Convergence     by Alex Walsh

My father’s a mathematician, as
are his father and two of his brothers,
plus a sister-in-law and now
a son. I adopted trigonometric families
long before I learned to write
a sonnet, the beauty of e
to the x and its derivative lodged
deep in my brain in a way
iambic pentameter could only hope
to imitate.
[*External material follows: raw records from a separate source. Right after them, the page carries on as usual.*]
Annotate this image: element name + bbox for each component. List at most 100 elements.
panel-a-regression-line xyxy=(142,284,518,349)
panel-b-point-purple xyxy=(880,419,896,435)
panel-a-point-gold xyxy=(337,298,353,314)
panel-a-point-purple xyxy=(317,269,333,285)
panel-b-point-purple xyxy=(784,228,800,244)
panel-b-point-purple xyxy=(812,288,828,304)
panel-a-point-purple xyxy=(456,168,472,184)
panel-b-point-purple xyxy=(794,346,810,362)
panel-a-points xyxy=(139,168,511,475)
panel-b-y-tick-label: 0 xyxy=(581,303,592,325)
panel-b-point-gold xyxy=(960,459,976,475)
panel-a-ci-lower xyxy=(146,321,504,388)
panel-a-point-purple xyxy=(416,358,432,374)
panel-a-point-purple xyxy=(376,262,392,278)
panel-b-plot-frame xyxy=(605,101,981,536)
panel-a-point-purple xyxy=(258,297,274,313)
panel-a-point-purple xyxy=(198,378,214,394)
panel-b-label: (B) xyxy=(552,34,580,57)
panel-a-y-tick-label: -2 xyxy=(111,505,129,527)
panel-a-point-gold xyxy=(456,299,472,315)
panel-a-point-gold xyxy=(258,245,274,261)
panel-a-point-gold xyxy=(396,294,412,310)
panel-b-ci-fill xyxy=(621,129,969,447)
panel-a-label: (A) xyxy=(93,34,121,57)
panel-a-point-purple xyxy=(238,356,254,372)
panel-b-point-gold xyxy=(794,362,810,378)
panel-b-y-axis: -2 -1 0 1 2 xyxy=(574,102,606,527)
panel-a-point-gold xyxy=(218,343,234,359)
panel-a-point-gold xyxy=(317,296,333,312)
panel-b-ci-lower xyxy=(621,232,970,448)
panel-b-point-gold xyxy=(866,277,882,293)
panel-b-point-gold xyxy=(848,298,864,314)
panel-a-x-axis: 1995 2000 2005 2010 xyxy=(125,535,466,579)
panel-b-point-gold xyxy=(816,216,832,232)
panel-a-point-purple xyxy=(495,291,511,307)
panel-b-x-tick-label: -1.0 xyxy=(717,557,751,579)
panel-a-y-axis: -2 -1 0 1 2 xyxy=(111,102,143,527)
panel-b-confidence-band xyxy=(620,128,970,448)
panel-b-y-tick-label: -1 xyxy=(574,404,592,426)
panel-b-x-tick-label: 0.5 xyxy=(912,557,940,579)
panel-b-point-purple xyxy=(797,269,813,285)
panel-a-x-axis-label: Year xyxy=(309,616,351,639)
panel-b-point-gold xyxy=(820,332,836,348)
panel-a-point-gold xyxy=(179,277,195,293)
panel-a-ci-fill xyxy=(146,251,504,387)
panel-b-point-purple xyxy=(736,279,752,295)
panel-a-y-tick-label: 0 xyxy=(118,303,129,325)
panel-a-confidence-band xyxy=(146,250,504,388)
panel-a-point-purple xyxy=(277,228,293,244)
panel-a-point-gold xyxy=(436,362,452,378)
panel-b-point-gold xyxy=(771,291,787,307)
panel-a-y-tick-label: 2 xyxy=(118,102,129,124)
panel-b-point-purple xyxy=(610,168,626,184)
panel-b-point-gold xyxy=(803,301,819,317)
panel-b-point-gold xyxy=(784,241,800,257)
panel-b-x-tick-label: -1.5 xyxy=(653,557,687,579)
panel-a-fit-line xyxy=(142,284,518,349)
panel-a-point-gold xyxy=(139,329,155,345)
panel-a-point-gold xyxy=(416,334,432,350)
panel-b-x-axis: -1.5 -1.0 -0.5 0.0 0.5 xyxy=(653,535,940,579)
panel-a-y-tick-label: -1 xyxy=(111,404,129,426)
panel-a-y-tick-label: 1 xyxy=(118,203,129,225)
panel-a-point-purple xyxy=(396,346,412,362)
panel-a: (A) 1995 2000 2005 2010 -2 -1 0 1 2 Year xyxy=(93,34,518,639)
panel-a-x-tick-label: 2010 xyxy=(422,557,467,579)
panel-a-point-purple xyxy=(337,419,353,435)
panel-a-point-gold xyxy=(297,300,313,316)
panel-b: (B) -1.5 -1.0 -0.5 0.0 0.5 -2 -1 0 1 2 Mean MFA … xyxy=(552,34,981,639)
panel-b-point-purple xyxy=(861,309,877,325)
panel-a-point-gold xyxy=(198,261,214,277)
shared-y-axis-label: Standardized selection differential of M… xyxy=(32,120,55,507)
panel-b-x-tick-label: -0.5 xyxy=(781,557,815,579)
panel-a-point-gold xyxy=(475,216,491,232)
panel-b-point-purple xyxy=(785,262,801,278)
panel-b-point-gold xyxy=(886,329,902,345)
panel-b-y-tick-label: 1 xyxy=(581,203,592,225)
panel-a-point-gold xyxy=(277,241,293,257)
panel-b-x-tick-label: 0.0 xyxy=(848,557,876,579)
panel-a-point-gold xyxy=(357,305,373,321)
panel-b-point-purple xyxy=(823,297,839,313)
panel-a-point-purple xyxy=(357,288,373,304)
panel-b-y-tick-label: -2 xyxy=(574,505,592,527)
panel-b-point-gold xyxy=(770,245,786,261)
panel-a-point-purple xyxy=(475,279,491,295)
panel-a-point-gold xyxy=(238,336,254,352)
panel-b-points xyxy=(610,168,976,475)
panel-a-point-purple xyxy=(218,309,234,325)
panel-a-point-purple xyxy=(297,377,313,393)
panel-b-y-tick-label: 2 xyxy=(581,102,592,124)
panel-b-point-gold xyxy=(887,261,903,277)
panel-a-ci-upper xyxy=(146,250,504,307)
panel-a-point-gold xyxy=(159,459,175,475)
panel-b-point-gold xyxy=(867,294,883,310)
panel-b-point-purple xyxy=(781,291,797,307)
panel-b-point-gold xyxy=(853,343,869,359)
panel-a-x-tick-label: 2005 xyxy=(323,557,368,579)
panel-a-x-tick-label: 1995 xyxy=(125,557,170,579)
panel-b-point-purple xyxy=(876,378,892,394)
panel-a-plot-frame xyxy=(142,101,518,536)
I found that x
was nothing compared to an alphabet
full of letters whose use I
never had to justify, but the longer
I insisted I was a poet, the more
integrals began to occupy the vacant
spaces in my mind, filling the holes
not even free verse could satisfy
as related rates transformed me
into yet another term in the infinite sequence.

The Extraneous Solution     by Alex Walsh

Ten billion possible permutations.
What was the chance I’d dial yours?

When you agreed
to be mutually exclusive,
I stopped calculating
how my every step
would affect you

but you reduced me
to my lowest terms
until I was nothing but a first-degree
polynomial, the steady slope
to your quartic variation.

In our inverse relationship,
my love grew as quickly
as yours faded into the axis.
Eventually, I stopped trying
to plot your points.

The smaller I grew,
the closer we came to our limit,
and when at last I had
all but disappeared,
you pointed to the hole
where our value should have been.

I guess we weren’t
differentiable after all.

Alex's father is an Oberlin College mathematics professor, James Walsh.  Often, family members of mathematicians write with great insight into mathematics and mathematicians.  For more of this phenomenon see, for example, my July 20, 2010 posting.


  1. Found your blog while I was looking for crossovers between CCSS Math Standards and literacy. I have started a series of posts on the practice standards applied in English Language Arts...including this one on the sestina:
    I noted you have several entries also on the sestina....I must be on to something!
    Also, enjoyed the two poems by Walsh.